Selalu.
Dan selalu. Saat kami pergi bertiga. Mama, Papa dan Aku, tentu saja (karena
Riki selalu dan lagi-lagi selalu sibuk bersama teman-temannya). Topic yang
dibicarakan lagi-lagi tak pernah jauh dari yang namanya pendamping hidupku,
kelak. Boleh dikatakan, setahun terakhir. Jika kami bertiga dalam satu
kesempatan yang sama, pasti topiknya selalu itu dan itu lagi.
Begitu banyak nasihat dan petuah
laksana tweet @pepatah dalam lingkar sebuah media sosial. Sebenarnya, Mama dan
Papa tak pernah memberikan nasihat atau sekedar berbicara menyinggung tentang
itu. Mungkin setahun terakhir, usiaku menginjak tahun ke 21. Tahun dimana anak
gadis memang rawan-rawannya dan butuh banyak penerangan menuju jalan keluarga
yang lebih baik dan tentunya sakinah mawaddah warahmah.
Setahun ke belakang juga Aku,
seringkli diajak ke undangan. Aku tak pernah peduli jika hendak dikenalkan
dengan –siapapun. Karena bagiku, jika memang sudah jalannya, pun akan
didekatkan olehNya. Atau jika memang sudah bukan jalannya, pun akan dijauhkan
pula olehNya. Prinsip itu, aku pegang erat-erat setahun terakhir. Mungkin
inilah yang membuat aku lebih bisa menikmati hidup dan menikmati setiap
detiknya………………dengan tidur.
Aku bebas berteriak, aku bebas untuk
melakukan hal-hal yang aku senangi dan aku bebas ngapain aja (pokoknya aku
bebas. Itu aja.) tanpa ada sms atau sekedar kontak diujung hari yang bertanya,
“lagi ngapain?”.
Sampai pada suatu ketika saat Mama
dan Papa secara gambling selalu berbincang tentang “itu” lagi. Februari 2014,
itu artinya sudah lebih dari setahun aku telah move on. Dan jikapun ditelisik
lebih lanjut ke belakang, aku jauuuuuuuuuuuuuuuuuuuuuuh telah move dari
siapapun sejak tahun 2011. Cuman bedanya, akhir trimester 2013.. aku jauh lebih
bisa merengkuh kebebasan itu.
Ah, sudahlah. Tak penting berbicara
tentang apa yang sudah terjadi. Pun sekarang, sebagai mahasiswa tingkat akhir
yang memiliki target lulus 2014, fokus dalam diriku lebih terarah. Galau hanya
sesekali saja. Sisanya tetap….. tidur. Alhasil, nasihat Mama semakin menjadi.

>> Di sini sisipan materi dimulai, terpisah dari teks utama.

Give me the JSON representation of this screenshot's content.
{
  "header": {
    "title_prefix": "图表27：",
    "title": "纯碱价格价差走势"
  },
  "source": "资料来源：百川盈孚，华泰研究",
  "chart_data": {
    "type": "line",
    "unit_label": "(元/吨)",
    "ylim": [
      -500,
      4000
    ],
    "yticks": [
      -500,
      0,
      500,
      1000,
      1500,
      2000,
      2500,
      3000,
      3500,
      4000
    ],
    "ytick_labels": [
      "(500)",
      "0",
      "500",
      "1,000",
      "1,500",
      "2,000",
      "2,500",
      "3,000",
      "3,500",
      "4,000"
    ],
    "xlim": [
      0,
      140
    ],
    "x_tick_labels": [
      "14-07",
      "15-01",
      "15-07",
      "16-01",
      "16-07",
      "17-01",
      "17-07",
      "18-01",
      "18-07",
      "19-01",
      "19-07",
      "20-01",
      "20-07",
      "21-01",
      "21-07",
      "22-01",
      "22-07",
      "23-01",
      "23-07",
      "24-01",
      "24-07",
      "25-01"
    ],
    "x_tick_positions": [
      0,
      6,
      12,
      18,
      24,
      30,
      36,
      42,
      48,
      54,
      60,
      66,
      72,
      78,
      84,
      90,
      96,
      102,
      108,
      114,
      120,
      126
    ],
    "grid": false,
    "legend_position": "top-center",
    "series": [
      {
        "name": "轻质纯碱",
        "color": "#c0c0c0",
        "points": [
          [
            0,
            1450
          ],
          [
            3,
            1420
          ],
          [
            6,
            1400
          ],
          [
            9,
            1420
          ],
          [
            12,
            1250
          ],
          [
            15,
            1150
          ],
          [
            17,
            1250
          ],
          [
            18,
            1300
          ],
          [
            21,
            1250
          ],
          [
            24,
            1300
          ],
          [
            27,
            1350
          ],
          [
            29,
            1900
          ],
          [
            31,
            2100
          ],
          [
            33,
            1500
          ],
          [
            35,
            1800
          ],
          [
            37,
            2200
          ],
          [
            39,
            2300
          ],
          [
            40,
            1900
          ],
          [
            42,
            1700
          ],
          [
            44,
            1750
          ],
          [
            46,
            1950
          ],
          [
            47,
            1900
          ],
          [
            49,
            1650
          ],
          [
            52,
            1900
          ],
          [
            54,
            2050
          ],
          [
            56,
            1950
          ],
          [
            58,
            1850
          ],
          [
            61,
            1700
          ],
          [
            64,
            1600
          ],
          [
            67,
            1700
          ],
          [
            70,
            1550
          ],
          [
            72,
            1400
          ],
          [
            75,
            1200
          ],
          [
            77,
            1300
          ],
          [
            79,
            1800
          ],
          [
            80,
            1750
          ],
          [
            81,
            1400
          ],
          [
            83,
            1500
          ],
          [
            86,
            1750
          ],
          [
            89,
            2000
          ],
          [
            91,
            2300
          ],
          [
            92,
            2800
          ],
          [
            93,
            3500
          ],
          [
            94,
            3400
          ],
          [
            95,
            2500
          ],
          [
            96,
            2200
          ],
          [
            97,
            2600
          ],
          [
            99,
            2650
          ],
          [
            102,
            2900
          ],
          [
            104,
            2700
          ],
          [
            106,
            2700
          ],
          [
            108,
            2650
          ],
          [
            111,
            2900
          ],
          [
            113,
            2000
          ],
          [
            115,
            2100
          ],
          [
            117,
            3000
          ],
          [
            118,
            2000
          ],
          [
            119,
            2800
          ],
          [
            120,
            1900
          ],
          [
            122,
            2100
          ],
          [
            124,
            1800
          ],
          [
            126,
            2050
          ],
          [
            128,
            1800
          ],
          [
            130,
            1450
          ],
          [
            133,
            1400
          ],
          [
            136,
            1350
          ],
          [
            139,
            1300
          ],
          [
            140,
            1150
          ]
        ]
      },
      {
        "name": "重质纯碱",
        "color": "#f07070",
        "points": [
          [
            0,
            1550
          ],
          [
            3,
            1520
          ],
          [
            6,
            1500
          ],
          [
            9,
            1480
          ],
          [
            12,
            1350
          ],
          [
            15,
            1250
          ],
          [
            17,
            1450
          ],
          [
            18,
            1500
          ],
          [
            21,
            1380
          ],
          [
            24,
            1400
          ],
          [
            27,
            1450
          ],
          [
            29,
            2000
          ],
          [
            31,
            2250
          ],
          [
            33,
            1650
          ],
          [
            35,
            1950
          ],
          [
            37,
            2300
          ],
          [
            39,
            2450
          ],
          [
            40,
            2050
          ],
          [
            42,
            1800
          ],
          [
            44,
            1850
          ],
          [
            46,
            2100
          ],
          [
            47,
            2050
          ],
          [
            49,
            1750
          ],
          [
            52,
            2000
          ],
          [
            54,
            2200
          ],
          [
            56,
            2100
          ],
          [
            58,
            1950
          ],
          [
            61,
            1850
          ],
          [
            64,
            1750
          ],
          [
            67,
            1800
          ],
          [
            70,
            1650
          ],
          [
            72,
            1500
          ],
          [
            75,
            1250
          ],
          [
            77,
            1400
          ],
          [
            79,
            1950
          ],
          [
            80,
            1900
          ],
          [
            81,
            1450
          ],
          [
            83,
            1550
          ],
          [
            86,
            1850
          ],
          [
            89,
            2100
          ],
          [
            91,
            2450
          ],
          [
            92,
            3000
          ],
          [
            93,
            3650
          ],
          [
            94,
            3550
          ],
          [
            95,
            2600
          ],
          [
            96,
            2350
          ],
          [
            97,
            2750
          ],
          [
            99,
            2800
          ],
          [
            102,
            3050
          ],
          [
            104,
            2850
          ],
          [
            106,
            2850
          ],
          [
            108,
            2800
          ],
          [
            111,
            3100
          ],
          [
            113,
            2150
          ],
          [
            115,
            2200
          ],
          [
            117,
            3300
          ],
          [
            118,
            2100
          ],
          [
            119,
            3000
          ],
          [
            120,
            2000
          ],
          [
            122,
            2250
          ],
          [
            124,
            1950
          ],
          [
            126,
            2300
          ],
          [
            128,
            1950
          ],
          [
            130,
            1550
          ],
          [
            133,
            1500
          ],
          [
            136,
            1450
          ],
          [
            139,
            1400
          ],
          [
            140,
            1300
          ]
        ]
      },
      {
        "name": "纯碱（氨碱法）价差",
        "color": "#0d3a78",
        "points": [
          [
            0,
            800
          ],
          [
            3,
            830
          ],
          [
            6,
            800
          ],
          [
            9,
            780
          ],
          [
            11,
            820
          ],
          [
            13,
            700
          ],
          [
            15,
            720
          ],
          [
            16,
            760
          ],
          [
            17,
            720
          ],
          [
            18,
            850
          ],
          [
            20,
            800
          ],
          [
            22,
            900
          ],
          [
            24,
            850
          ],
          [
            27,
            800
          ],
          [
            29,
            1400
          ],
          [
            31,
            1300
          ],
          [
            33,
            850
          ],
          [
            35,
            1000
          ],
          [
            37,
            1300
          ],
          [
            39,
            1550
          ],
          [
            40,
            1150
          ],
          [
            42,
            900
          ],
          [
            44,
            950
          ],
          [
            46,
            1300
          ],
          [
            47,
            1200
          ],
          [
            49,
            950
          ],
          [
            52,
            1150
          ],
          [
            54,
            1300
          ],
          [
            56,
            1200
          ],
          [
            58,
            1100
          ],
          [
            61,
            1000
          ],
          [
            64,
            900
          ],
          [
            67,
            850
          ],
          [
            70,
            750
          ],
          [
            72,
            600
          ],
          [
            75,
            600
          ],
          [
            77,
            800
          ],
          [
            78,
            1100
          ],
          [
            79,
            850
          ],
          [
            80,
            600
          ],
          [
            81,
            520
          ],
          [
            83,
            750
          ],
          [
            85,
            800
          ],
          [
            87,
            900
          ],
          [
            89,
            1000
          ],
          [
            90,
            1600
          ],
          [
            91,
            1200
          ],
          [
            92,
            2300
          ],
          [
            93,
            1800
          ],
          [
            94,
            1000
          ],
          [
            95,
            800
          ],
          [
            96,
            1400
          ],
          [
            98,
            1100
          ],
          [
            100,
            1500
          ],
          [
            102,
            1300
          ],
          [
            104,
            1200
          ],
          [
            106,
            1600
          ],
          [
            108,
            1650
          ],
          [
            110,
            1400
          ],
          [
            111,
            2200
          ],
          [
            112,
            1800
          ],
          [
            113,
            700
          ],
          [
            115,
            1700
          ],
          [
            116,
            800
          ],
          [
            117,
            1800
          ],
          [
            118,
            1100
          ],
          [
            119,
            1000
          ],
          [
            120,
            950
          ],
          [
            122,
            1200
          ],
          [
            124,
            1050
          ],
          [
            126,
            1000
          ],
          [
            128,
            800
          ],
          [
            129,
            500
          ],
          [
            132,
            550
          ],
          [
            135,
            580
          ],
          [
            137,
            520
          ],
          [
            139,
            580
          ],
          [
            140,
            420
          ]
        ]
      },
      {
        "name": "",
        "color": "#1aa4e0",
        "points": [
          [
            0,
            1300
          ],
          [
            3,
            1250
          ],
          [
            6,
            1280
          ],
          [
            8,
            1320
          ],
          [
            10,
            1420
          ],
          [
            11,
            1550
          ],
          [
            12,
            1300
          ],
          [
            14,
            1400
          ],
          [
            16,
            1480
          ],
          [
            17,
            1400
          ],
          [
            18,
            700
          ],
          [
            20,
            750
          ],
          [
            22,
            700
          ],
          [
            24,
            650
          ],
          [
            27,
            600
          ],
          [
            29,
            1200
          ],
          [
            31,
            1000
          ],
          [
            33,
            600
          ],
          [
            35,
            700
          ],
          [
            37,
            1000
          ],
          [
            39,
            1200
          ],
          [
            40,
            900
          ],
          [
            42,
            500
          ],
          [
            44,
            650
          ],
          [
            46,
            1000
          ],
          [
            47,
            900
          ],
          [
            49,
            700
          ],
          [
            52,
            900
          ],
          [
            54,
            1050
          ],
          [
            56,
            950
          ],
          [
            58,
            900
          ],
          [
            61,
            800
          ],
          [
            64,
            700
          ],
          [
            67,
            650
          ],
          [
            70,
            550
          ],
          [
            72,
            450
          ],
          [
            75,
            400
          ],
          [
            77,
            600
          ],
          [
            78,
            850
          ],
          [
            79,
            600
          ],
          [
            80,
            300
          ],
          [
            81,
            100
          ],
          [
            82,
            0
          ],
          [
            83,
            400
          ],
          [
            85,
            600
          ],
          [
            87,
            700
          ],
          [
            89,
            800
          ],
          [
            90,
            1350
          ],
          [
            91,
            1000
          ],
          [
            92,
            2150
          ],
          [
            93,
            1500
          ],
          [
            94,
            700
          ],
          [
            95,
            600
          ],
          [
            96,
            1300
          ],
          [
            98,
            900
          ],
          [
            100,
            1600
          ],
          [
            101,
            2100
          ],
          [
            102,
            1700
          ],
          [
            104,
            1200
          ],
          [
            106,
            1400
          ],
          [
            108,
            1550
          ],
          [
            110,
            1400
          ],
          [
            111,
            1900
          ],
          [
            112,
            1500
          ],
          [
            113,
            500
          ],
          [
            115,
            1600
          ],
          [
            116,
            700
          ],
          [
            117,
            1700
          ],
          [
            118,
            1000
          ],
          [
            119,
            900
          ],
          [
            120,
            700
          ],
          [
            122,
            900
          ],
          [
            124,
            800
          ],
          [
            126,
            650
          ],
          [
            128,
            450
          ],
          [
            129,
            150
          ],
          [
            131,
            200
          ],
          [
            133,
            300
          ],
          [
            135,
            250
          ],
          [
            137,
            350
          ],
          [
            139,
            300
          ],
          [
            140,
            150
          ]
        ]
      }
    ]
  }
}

Mama dan Papa setuju saja jika aku kelak menjalin hubungan serius dengan
seorang pegawai dari perusahaan tempat Papaku bekerja. Oh. My. Goat.
Rasanya, itu terlalu spesifik.
Terlebih ketika Mama dan Papa ternyata berbincang banyak tentangku pada calon
om yang akan resmi menjadi om di 11 Januari 2014. Goat. Apalagi inisih. Dari
tarikan oktaf suaranya dan sorot matanya, Mama sih emang ngga pengen aku nikah
buru-buru (plis deh, kalopun buru-buru.. nikahnya mau sama siapa?) tapi kalo
diliat dari gencarnya Mama cariin pacar buat Aku… duh, kadang akupun ngga paham
lagi.
Saat ditanya orang, aku lebih suka
menjawab dengan, “Iya… doain ajaya. Yang jelas sih lulus dulu. Abis itu mau
jungkir balik, sikap lilin, tigersprong sampe backroll di kasur matras pun
terserah.” Kadang skripsi menyelematkan hidupku dari pertanyaan-pertanyaan
antagonis yang diluncurkan orang. Tengs ya, sk. (panggilan akrab sk—ripsi).
Suatu kali lain, Mama dan Papa pun
menerjangku dengan nasihat menyoal itu lagi. Ntah kenapa, ada terbersit
dorongan jawaban yang aku ucapkan pada mereka, “Ma, Pa… nindy pengennya justru
sama yang kayak profesinya tuh keren. Ma. Ya sutradara kek, hmmm… yaaa sekitar
gitudeh, Ma..Pa. jadi di KTPnya tuh keren. Pekerjaan : Sutradara atau ngga…..
pekerja seni. Bagus kan, Ma?”. Air muka Mama datar. Begitupun Papa. Kalo udah
ginisih, intinya.. “semoga-nindy-cepat-bangun-dari-tidurnya.”